Resume Screening
Screening is where hiring quietly breaks. The req goes live, the applications pile up, and a recruiter juggling six other roles starts skimming for keywords because there is no time to do anything else. Good candidates with unusual backgrounds get dropped. Weak candidates who happened to mirror the job ad get advanced. By the time the hiring manager sees the shortlist, nobody can reconstruct why those particular eight names survived.
Skynet reads the whole pile with the same attention on résumé number three hundred as on number one. It works from the requirements you define — not a guess about what matters — and every ranking comes with the evidence behind it. The shortlist arrives as a proposal, not a verdict.
How it works
Define what good looks like
Before it reads anything, tell the agent what the role actually needs: must-have skills, nice-to-haves, the experience that counts and the experience that does not. Connect the job description and the profiles of people already doing the job well. That becomes the rubric.
Read every application
The agent works through the full pool from your ATS, pulling out relevant experience, scope, and skills from each résumé. Unusual formats, career changers, non-linear paths — it reads the substance rather than pattern-matching on job titles.

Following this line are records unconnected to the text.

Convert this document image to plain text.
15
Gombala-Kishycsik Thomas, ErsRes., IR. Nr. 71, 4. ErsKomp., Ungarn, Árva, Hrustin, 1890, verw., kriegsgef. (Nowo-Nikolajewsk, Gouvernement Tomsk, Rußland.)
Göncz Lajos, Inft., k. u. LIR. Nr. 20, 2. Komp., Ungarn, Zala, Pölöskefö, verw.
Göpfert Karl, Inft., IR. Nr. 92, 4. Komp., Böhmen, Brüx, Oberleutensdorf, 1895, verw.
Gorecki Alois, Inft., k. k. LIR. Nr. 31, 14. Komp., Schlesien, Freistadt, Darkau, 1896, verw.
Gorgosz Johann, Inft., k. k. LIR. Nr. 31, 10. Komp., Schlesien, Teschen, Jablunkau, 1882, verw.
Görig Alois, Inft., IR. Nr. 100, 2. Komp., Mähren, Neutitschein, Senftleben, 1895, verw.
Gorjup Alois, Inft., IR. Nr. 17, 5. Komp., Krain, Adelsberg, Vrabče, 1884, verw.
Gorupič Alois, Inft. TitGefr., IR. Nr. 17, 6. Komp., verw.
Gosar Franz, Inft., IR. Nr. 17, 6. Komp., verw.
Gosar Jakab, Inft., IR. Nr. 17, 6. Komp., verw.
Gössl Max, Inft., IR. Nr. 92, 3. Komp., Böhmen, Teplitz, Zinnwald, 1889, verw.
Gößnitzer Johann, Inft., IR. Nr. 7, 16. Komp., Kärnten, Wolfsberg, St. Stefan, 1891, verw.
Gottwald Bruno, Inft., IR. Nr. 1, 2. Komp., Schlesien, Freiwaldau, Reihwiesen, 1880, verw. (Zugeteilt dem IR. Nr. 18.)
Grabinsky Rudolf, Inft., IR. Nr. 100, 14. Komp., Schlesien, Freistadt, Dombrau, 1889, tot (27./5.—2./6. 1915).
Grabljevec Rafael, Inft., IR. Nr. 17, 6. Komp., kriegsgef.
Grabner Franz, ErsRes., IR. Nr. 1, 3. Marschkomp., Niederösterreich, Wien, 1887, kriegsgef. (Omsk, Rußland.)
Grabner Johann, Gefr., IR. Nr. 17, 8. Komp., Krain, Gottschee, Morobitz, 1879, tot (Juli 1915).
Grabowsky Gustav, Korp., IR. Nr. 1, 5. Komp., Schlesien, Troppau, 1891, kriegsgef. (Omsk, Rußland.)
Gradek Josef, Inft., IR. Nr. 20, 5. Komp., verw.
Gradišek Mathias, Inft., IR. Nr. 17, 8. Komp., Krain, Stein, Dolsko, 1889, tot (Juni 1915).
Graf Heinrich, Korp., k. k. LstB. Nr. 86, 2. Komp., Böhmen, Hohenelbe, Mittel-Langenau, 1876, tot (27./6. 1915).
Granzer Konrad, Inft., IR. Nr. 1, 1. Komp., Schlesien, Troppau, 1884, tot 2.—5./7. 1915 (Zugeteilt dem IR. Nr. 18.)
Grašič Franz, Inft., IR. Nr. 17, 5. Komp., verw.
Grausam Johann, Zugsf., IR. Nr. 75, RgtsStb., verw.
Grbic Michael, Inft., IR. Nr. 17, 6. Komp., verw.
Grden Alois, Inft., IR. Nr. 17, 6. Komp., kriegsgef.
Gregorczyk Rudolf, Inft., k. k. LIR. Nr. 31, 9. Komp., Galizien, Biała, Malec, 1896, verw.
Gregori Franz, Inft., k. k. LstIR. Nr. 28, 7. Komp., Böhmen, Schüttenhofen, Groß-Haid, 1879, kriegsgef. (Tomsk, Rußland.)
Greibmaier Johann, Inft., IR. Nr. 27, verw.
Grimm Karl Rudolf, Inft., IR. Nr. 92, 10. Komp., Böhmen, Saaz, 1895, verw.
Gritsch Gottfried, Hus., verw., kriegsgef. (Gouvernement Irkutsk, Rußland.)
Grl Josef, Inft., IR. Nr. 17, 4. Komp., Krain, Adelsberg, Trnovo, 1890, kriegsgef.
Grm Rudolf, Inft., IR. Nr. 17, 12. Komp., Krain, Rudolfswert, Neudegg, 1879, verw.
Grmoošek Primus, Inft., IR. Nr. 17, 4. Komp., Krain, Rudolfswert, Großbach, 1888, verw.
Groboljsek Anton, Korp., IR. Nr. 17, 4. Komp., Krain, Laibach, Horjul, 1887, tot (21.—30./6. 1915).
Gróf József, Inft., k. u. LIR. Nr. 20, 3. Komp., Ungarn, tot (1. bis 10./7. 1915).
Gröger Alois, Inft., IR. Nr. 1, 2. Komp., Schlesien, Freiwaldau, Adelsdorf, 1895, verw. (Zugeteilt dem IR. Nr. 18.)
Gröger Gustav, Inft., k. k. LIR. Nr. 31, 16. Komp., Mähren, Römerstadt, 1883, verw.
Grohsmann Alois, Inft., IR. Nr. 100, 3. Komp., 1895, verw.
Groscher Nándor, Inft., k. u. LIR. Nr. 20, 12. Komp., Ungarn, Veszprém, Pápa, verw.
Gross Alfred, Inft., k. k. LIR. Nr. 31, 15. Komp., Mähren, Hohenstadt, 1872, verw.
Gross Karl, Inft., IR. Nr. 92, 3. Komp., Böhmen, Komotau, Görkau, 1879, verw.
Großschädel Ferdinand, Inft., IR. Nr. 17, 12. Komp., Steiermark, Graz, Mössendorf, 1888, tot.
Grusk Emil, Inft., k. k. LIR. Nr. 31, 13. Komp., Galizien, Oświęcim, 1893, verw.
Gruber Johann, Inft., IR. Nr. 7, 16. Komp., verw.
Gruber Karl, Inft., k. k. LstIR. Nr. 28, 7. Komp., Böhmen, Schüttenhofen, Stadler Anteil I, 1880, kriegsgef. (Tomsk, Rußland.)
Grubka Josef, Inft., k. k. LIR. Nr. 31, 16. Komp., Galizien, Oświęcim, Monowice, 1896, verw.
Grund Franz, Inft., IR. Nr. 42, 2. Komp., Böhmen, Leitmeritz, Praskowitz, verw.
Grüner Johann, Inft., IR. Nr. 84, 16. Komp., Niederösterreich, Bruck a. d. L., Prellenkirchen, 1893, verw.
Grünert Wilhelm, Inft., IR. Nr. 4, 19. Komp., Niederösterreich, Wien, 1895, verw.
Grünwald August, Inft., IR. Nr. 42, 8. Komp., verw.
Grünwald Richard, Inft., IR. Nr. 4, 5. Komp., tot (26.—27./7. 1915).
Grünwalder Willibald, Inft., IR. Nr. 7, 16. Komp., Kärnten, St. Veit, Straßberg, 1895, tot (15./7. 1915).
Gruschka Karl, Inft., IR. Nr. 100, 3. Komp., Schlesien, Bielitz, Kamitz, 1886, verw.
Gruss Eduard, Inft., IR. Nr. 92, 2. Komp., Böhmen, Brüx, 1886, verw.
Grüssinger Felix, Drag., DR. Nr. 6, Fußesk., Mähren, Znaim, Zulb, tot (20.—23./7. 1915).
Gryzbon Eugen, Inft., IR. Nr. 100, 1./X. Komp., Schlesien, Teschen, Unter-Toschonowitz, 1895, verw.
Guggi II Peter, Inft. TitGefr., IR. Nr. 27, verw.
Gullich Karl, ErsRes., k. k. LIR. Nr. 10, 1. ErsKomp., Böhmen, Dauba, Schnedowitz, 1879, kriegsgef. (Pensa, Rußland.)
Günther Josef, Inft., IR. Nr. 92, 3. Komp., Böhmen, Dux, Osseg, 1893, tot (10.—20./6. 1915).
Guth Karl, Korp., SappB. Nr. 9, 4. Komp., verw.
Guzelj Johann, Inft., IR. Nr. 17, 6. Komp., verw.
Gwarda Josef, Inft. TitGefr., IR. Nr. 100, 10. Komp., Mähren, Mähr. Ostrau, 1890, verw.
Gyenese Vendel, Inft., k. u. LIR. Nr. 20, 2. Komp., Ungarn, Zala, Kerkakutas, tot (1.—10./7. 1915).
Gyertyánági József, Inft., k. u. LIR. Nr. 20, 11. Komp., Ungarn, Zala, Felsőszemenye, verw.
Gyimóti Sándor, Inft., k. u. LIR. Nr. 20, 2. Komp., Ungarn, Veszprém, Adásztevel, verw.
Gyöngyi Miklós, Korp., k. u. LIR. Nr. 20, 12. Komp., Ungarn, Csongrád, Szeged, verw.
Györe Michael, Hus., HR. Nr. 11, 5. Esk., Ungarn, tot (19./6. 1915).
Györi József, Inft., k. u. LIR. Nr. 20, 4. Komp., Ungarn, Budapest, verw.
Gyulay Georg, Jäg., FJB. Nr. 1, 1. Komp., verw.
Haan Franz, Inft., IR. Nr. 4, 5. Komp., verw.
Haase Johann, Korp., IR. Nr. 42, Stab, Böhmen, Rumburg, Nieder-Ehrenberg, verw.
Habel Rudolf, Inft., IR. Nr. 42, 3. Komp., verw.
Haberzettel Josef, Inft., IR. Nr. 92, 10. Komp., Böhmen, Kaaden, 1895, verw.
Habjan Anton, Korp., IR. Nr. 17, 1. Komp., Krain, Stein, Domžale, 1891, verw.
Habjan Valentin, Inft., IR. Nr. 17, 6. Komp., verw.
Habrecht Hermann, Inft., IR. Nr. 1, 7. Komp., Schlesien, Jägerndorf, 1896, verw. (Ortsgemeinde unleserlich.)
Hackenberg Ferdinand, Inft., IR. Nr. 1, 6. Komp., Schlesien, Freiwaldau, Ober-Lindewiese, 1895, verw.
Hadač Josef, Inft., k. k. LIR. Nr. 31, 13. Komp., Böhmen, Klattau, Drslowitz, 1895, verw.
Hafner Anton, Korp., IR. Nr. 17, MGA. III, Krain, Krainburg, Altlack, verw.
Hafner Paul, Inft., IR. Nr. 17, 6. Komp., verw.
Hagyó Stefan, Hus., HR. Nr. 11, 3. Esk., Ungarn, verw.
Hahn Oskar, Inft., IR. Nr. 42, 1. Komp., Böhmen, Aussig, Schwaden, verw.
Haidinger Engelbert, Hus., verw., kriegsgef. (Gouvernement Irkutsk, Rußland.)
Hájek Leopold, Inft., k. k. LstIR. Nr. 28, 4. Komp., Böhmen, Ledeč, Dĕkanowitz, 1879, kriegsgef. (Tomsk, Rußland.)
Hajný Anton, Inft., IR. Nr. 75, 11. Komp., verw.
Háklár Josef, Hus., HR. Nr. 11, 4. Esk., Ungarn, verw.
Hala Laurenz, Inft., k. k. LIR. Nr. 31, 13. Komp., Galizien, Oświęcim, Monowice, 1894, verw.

Rank with the reasoning attached
Each candidate comes back with a score against your rubric and a short explanation of why. Not a black-box number — the specific line in the résumé that earned it. You can disagree with any of them and see exactly where the agent went wrong.
Review and advance
The shortlist lands in Slack or wherever your team works. You skim, promote the ones worth a call, and push back on anything that looks off. The agent adjusts the rubric from your corrections and applies it to the next batch.
Build it from a prompt
Describe the role and the bar once, then run it as applications come in.
What you get back is a shortlist you can defend. Every name has a reason attached, the reasons are consistent across the whole pool, and the recruiter spends their hours on phone screens instead of scrolling. The candidates who deserve a second look get one, even when they arrived on day nine of a four-hundred-application week.